The Fried frailty phenotype is based on two objective measures (grip strength, walking speed), and three self-report components (exhaustion, usual exercise behaviours, unintentional weight loss) [
16]. It was developed for, and tested on, people aged 65 years and older, and one or more of its elements have been incorporated into other frailty descriptors (which have also been tested only on older people [
4,
10‐
16]). It appears from our study, that the Fried frailty phenotypes may also be relevant to younger community-dwellers. However, the Fried pre-frail classification requires further examination in younger people to better understand causality and onset of pre-frailty. It may be that requiring one or two components of the Fried frailty phenotype to designate pre-frailty state may be too liberal for people younger than 65 years. If two components, rather than one or two, were required to identify ‘pre-frailty’, this would have reduced the prevalence of pre-frailty to 10.5% in our sample. On the other hand, by identifying the presence of one frailty attribute (any of the Fried frailty criteria), this may assist in identifying people early who are at risk of developing other frailty attributes. We did not test for reliability, and thus we have no evidence of the repeatability over time of the self-report data included in the phenotype (unintentional weight loss, and the amount of physical activity undertaken each week). However, as weight is notoriously under-reported and physical activity is notoriously over-reported [
59] it is likely that some of our sample inaccurately estimated usual physical activity patterns, as well as weight change. For instance, the notion of unintentional weight loss may have been lost in our sample in the desire to be seen to be losing weight.

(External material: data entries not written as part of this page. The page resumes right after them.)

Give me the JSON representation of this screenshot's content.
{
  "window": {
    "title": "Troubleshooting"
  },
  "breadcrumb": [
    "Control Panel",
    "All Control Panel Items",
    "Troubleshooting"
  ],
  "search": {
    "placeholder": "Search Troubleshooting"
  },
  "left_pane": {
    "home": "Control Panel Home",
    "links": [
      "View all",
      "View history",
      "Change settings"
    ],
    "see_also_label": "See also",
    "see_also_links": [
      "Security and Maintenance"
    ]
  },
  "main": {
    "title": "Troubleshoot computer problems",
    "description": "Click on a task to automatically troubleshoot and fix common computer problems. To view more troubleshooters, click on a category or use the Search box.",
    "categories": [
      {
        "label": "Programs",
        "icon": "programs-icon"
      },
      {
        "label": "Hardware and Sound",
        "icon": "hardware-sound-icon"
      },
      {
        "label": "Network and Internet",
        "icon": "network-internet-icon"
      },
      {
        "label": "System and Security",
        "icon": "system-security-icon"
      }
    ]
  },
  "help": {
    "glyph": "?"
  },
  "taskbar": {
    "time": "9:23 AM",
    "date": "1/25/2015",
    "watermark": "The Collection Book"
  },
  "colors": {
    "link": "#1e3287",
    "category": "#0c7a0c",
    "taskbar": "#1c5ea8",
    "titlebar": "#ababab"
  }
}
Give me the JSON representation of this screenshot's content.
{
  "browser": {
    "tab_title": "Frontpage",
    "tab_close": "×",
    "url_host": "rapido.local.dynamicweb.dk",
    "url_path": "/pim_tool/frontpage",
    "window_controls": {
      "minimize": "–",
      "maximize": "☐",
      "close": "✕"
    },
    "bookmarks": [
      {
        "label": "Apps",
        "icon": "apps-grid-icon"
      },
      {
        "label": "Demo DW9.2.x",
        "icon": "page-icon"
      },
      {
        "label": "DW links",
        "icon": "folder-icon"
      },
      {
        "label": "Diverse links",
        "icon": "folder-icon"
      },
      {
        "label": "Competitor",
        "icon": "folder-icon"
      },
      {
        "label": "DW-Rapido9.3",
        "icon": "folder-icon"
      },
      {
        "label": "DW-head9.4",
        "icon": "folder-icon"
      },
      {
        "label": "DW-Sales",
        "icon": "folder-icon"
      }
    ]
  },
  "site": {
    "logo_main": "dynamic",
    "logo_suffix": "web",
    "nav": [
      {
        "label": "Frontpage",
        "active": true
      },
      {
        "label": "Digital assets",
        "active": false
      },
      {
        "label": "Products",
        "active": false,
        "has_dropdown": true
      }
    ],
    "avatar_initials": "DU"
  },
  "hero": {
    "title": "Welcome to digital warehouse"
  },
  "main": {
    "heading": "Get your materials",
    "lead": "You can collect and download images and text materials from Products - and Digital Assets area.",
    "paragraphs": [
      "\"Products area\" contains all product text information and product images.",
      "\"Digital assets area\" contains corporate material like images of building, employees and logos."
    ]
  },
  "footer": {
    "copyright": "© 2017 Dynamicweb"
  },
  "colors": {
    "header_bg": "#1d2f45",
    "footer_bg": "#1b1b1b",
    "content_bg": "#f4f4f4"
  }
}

Factor 1 was the best predictor of change in status from not-frail to pre-frail. Risk of early frailty could potentially be reduced by increasing exercise behaviours to improve balance, dynamic stability and muscle strength. The significant predictive capacity of Factors 3, 5 and 7 for pre-frailty to frailty (high psychological distress, living alone, having health worries, and poor sleep quality; stair climbing, appetite, hydration; continence, total food intake) highlights issues which may alter more insidiously than balance, dynamic stability and muscle strength. Given that there was no age difference between pre-frail and frail people (despite the common belief that ageing and frailty is related to body systems decline), it appears that screening people aged 40 years and older not only for physical activity, balance, hearing, foot sensation and muscle strength, but also for mental health, continence, health concerns and poor sleep quality would seem to be important in preventing or delaying frailty onset.
The components of the Fried frailty phenotype, and most variables included in the important predictive factors are potentially modifiable by active interventions. Setting unintentional weight loss aside (which requires medical investigation), our findings suggest that there are many people aged 40 years or older whose frailty status could potentially be addressed by increasing physical activity, building muscle, improving exercise tolerance, nutrition and mental health. The presence of chronic health conditions and concerns about health can be managed actively by supported behaviour change strategies [
60]. Reasons for poor foot sensation like diabetes or peripheral neuropathy can be identified following assessment for chronic disease, and solutions for improved foot health and better footwear proposed. Poor hearing can be addressed by audiological or medical intervention and/or hearing aids.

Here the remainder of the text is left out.